According to Roberto Gutierrez, President of the National Society of Distributors and Introducers of Fish and Seafood, the distribution of fish and seafood in Mexico is no longer concentrated in Mexico City. Presently, Guadalajara and Tijuana are playing an important role in the distribution of fish and seafood throughout the middle and northern parts of the country.

Tourism is eight percent of GDP and represents six percent of total employment. Mexico is ranked as the seventh largest tourist destination in the world, with 4.01 per cent of all world tourists. Mexico attracts an estimated at 120 million foreign visitors annually, who spend close to ten billion dollars. Tourism is Mexico’s third foreign exchange earning industry, and there are many investments earmarked to attract more foreign visitors.

Good opportunities for imported products have been identified in all-inclusive resorts and hotels as well as restaurants. Hotels and restaurants purchase either directly at the wholesale markets, or have agreements with distributors for periodical deliveries.

The Mexican restaurant industry comprises 225,000 registered establishments that generate 525,000 direct positions and 410,000 indirect jobs, representing 2.4 per cent of total employment in Mexico and contributing 3.7 percent to Mexico's GDP. Mexico City has the largest concentration of restaurants with approximately 31,000 establishments (of which 2,500 are of international tourism quality).

Prospects for Growth

The most effective way to promote US fish and seafood in Mexico is through key importers/distributors that work with the hotel, restaurants and supermarket industries. Potential products are presented to buyers, which initially sample taste the products prior to negotiating a purchase. A visible presence in the market is essential to establishing credibility with both distributors and consumers. Therefore, marketing is extremely important.

Due to tariff reductions realized through NAFTA, some products from the US and Canada are competitive in the Mexican market. However, higher priced US products like salmon remain less competitive against Chilean salmon which has a very strong position in the Mexican market. Competitive pricing is key to introducing US products to the Mexican market.

Purchasing decisions in the Mexican HRI sector are commonly left up to the consumer. For example, food and beverage managers and chefs sample the products and prepare new dishes that include them as a daily special and if popular with the consumers, then the chefs include them in the regular menu.

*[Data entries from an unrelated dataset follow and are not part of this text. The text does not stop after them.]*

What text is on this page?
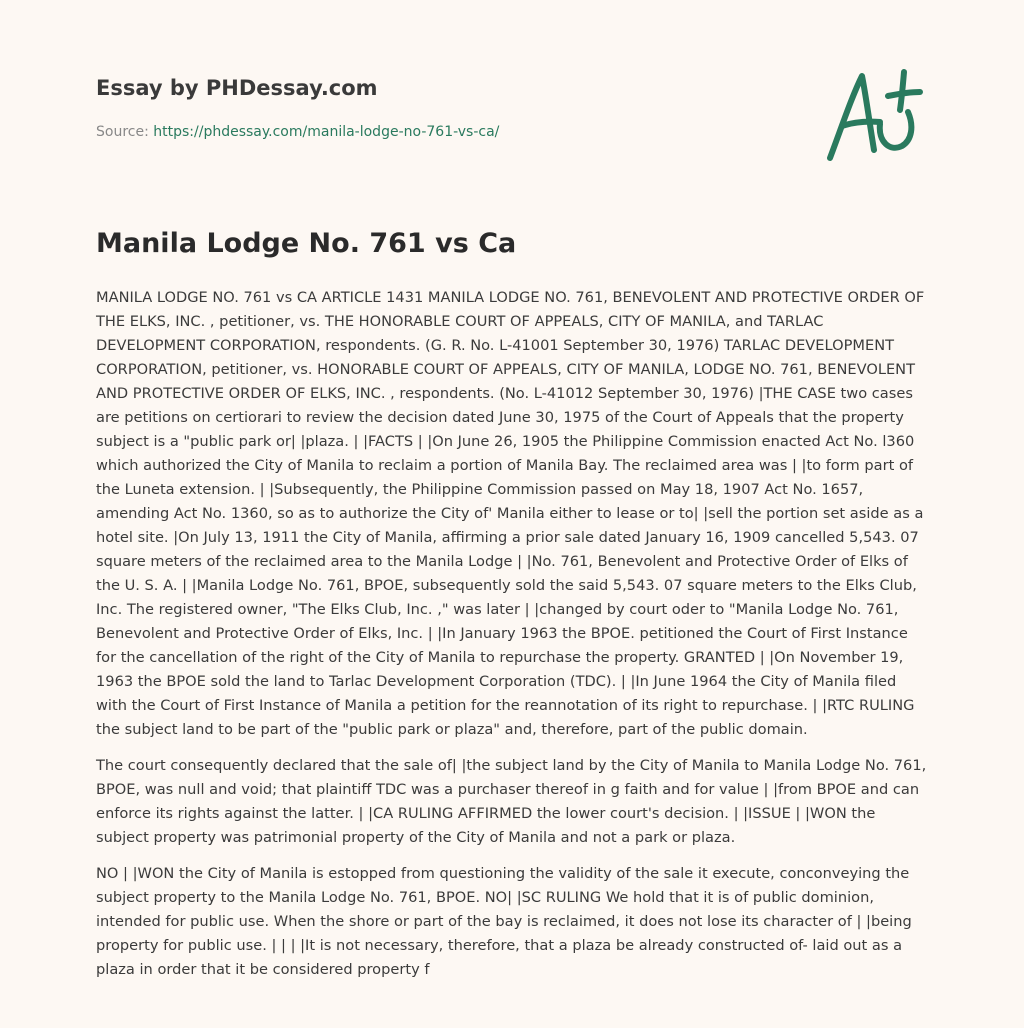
Essay by PHDessay.com
Source: https://phdessay.com/manila-lodge-no-761-vs-ca/
Manila Lodge No. 761 vs Ca

MANILA LODGE NO. 761 vs CA ARTICLE 1431 MANILA LODGE NO. 761, BENEVOLENT AND PROTECTIVE ORDER OF THE ELKS, INC. , petitioner, vs. THE HONORABLE COURT OF APPEALS, CITY OF MANILA, and TARLAC DEVELOPMENT CORPORATION, respondents. (G. R. No. L-41001 September 30, 1976) TARLAC DEVELOPMENT CORPORATION, petitioner, vs. HONORABLE COURT OF APPEALS, CITY OF MANILA, LODGE NO. 761, BENEVOLENT AND PROTECTIVE ORDER OF ELKS, INC. , respondents. (No. L-41012 September 30, 1976) |THE CASE two cases are petitions on certiorari to review the decision dated June 30, 1975 of the Court of Appeals that the property subject is a "public park or| |plaza. | |FACTS | |On June 26, 1905 the Philippine Commission enacted Act No. l360 which authorized the City of Manila to reclaim a portion of Manila Bay. The reclaimed area was | |to form part of the Luneta extension. | |Subsequently, the Philippine Commission passed on May 18, 1907 Act No. 1657, amending Act No. 1360, so as to authorize the City of' Manila either to lease or to| |sell the portion set aside as a hotel site. |On July 13, 1911 the City of Manila, affirming a prior sale dated January 16, 1909 cancelled 5,543. 07 square meters of the reclaimed area to the Manila Lodge | |No. 761, Benevolent and Protective Order of Elks of the U. S. A. | |Manila Lodge No. 761, BPOE, subsequently sold the said 5,543. 07 square meters to the Elks Club, Inc. The registered owner, "The Elks Club, Inc. ," was later | |changed by court oder to "Manila Lodge No. 761, Benevolent and Protective Order of Elks, Inc. | |In January 1963 the BPOE. petitioned the Court of First Instance for the cancellation of the right of the City of Manila to repurchase the property. GRANTED | |On November 19, 1963 the BPOE sold the land to Tarlac Development Corporation (TDC). | |In June 1964 the City of Manila filed with the Court of First Instance of Manila a petition for the reannotation of its right to repurchase. | |RTC RULING the subject land to be part of the "public park or plaza" and, therefore, part of the public domain.

The court consequently declared that the sale of| |the subject land by the City of Manila to Manila Lodge No. 761, BPOE, was null and void; that plaintiff TDC was a purchaser thereof in g faith and for value | |from BPOE and can enforce its rights against the latter. | |CA RULING AFFIRMED the lower court's decision. | |ISSUE | |WON the subject property was patrimonial property of the City of Manila and not a park or plaza.

NO | |WON the City of Manila is estopped from questioning the validity of the sale it execute, conconveying the subject property to the Manila Lodge No. 761, BPOE. NO| |SC RULING We hold that it is of public dominion, intended for public use. When the shore or part of the bay is reclaimed, it does not lose its character of | |being property for public use. | | | |It is not necessary, therefore, that a plaza be already constructed of- laid out as a plaza in order that it be considered property f
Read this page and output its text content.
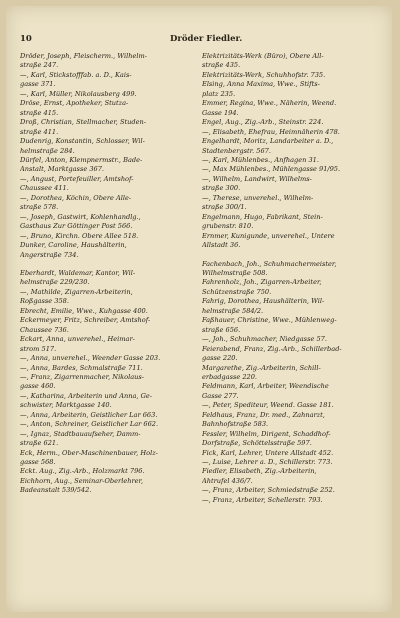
10	Dröder Fiedler.
Dröder, Joseph, Fleischerm., Wilhelm-
straße 247.
—, Karl, Stickstofffab. a. D., Kais-
gasse 371.
—, Karl, Müller, Nikolausberg 499.
Dröse, Ernst, Apotheker, Stutza-
straße 415.
Droß, Christian, Stellmacher, Studen-
straße 411.
Dudenrig, Konstantin, Schlosser, Wil-
helmstraße 284.
Dürfel, Anton, Klempnermstr., Bade-
Anstalt, Marktgasse 367.
—, Angust, Portefeuiller, Amtshof-
Chaussee 411.
—, Dorothea, Köchin, Obere Alle-
straße 578.
—, Joseph, Gastwirt, Kohlenhandlg.,
Gasthaus Zur Göttinger Post 566.
—, Bruno, Kirchn. Obere Allee 518.
Dunker, Caroline, Haushälterin,
Angerstraße 734.
Eberhardt, Waldemar, Kantor, Wil-
helmstraße 229/230.
—, Mathilde, Zigarren-Arbeiterin,
Roßgasse 358.
Ebrecht, Emilie, Wwe., Kuhgasse 400.
Eckermeyer, Fritz, Schreiber, Amtshof-
Chaussee 736.
Eckart, Anna, unverehel., Heimar-
strom 517.
—, Anna, unverehel., Weender Gasse 203.
—, Anna, Bardes, Schmalstraße 711.
—, Franz, Zigarrenmacher, Nikolaus-
gasse 460.
—, Katharina, Arbeiterin und Anna, Ge-
schwister, Marktgasse 140.
—, Anna, Arbeiterin, Geistlicher Lar 663.
—, Anton, Schreiner, Geistlicher Lar 662.
—, Ignaz, Stadtbauaufseher, Damm-
straße 621.
Eck, Herm., Ober-Maschinenbauer, Holz-
gasse 568.
Eckt. Aug., Zig.-Arb., Holzmarkt 796.
Eichhorn, Aug., Seminar-Oberlehrer,
Badeanstalt 539/542.
Elektrizitäts-Werk (Büro), Obere All-
straße 435.
Elektrizitäts-Werk, Schuhhofstr. 735.
Elsing, Anna Maxima, Wwe., Stifts-
platz 235.
Emmer, Regina, Wwe., Näherin, Weend.
Gasse 194.
Engel, Aug., Zig.-Arb., Steinstr. 224.
—, Elisabeth, Ehefrau, Heimnäherin 478.
Engelhardt, Moritz, Landarbeiter a. D.,
Stadtenbergstr. 567.
—, Karl, Mühlenbes., Anfhagen 31.
—, Max Mühlenbes., Mühlengasse 91/95.
—, Wilhelm, Landwirt, Wilhelms-
straße 300.
—, Therese, unverehel., Wilhelm-
straße 300/1.
Engelmann, Hugo, Fabrikant, Stein-
grubenstr. 810.
Ernmer, Kunigunde, unverehel., Untere
Allstadt 36.
Fachenbach, Joh., Schuhmachermeister,
Wilhelmstraße 508.
Fahrenholz, Joh., Zigarren-Arbeiter,
Schützenstraße 750.
Fahrig, Dorothea, Haushälterin, Wil-
helmstraße 584/2.
Faßhauer, Christine, Wwe., Mühlenweg-
straße 656.
—, Joh., Schuhmacher, Niedgasse 57.
Feierabend, Franz, Zig.-Arb., Schillerbad-
gasse 220.
Margarethe, Zig.-Arbeiterin, Schill-
erbadgasse 220.
Feldmann, Karl, Arbeiter, Weendische
Gasse 277.
—, Peter, Spediteur, Weend. Gasse 181.
Feldhaus, Franz, Dr. med., Zahnarzt,
Bahnhofstraße 583.
Fessler, Wilhelm, Dirigent, Schaddhof-
Dorfstraße, Schöttelsstraße 597.
Fick, Karl, Lehrer, Untere Allstadt 452.
—, Luise, Lehrer a. D., Schillerstr. 773.
Fiedler, Elisabeth, Zig.-Arbeiterin,
Ahtrufel 436/7.
—, Franz, Arbeiter, Schmiedstraße 252.
—, Franz, Arbeiter, Schellerstr. 793.
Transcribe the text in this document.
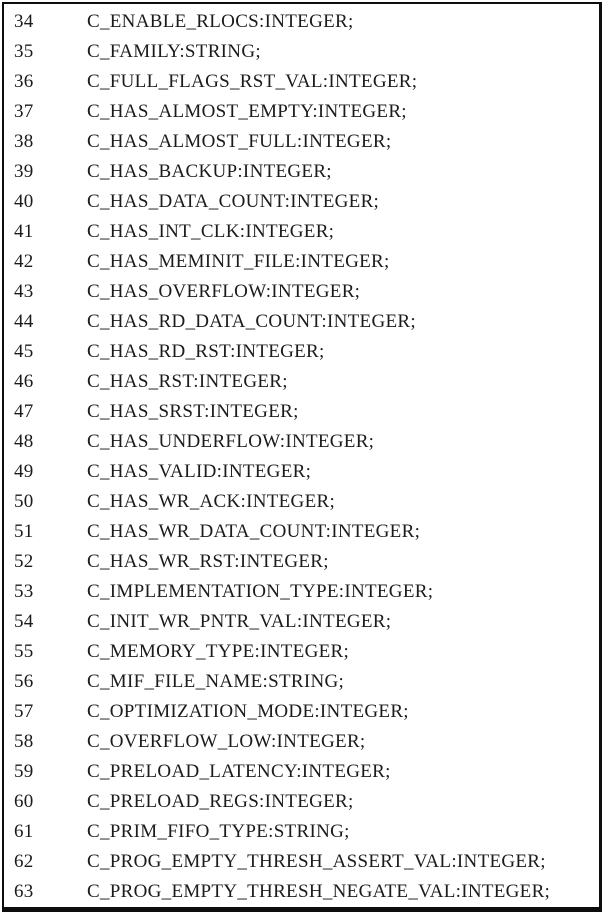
34	C_ENABLE_RLOCS:INTEGER;
35	C_FAMILY:STRING;
36	C_FULL_FLAGS_RST_VAL:INTEGER;
37	C_HAS_ALMOST_EMPTY:INTEGER;
38	C_HAS_ALMOST_FULL:INTEGER;
39	C_HAS_BACKUP:INTEGER;
40	C_HAS_DATA_COUNT:INTEGER;
41	C_HAS_INT_CLK:INTEGER;
42	C_HAS_MEMINIT_FILE:INTEGER;
43	C_HAS_OVERFLOW:INTEGER;
44	C_HAS_RD_DATA_COUNT:INTEGER;
45	C_HAS_RD_RST:INTEGER;
46	C_HAS_RST:INTEGER;
47	C_HAS_SRST:INTEGER;
48	C_HAS_UNDERFLOW:INTEGER;
49	C_HAS_VALID:INTEGER;
50	C_HAS_WR_ACK:INTEGER;
51	C_HAS_WR_DATA_COUNT:INTEGER;
52	C_HAS_WR_RST:INTEGER;
53	C_IMPLEMENTATION_TYPE:INTEGER;
54	C_INIT_WR_PNTR_VAL:INTEGER;
55	C_MEMORY_TYPE:INTEGER;
56	C_MIF_FILE_NAME:STRING;
57	C_OPTIMIZATION_MODE:INTEGER;
58	C_OVERFLOW_LOW:INTEGER;
59	C_PRELOAD_LATENCY:INTEGER;
60	C_PRELOAD_REGS:INTEGER;
61	C_PRIM_FIFO_TYPE:STRING;
62	C_PROG_EMPTY_THRESH_ASSERT_VAL:INTEGER;
63	C_PROG_EMPTY_THRESH_NEGATE_VAL:INTEGER;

There are no import barriers for fish and seafood sold in Mexico. The general import climate in Mexico is favorable since Mexico joined the GATT in 1986 and the North American Free Trade Agreement (NAFTA) was signed in 1993. Under this agreement, import duties were all reduced to zero on January 1, 2003 on products of US origin. Under the Mexico-Chile free trade agreement, Mexican duties on Chilean fish and seafood were eliminated with the exceptions of the following: Lobster 030611, 030612, and shrimp, prawn and decapodes nantia 030613.

Imported fish appeals mainly to more affluent Mexicans which constitute the top 20 per cent of the income distribution. These consumers reside almost entirely in the major cities. Middle and upper income households account for almost 30 per cent of the populations of Mexico City, Guadalajara and Monterrey. Conversely, those three cities include one-third of all Mexicans in those income groups, creating a market of about eight million people who can afford high end fish and seafood products. Other relatively affluent cities with a population of one million or more include Toluca, Puebla, León and Torreón.

Important factors that affect imported products are importation costs directly affected by transportation costs, delivery time, credit and financing, product knowledge, customer service and technical support. Financing as mentioned has, in the past, been a key factor in purchasing decisions.

The Mexican market for US fish and seafood products represent an important niche market for US products as hotel, restaurants and catering services are always looking for high quality products. An emerging trend in Mexico is towards healthy eating. A trend that some chefs consider as an opportunity to include a wider variety of fish and shellfish. The idea is to send a message to the consumer that fish and seafood can be innovative and delicious.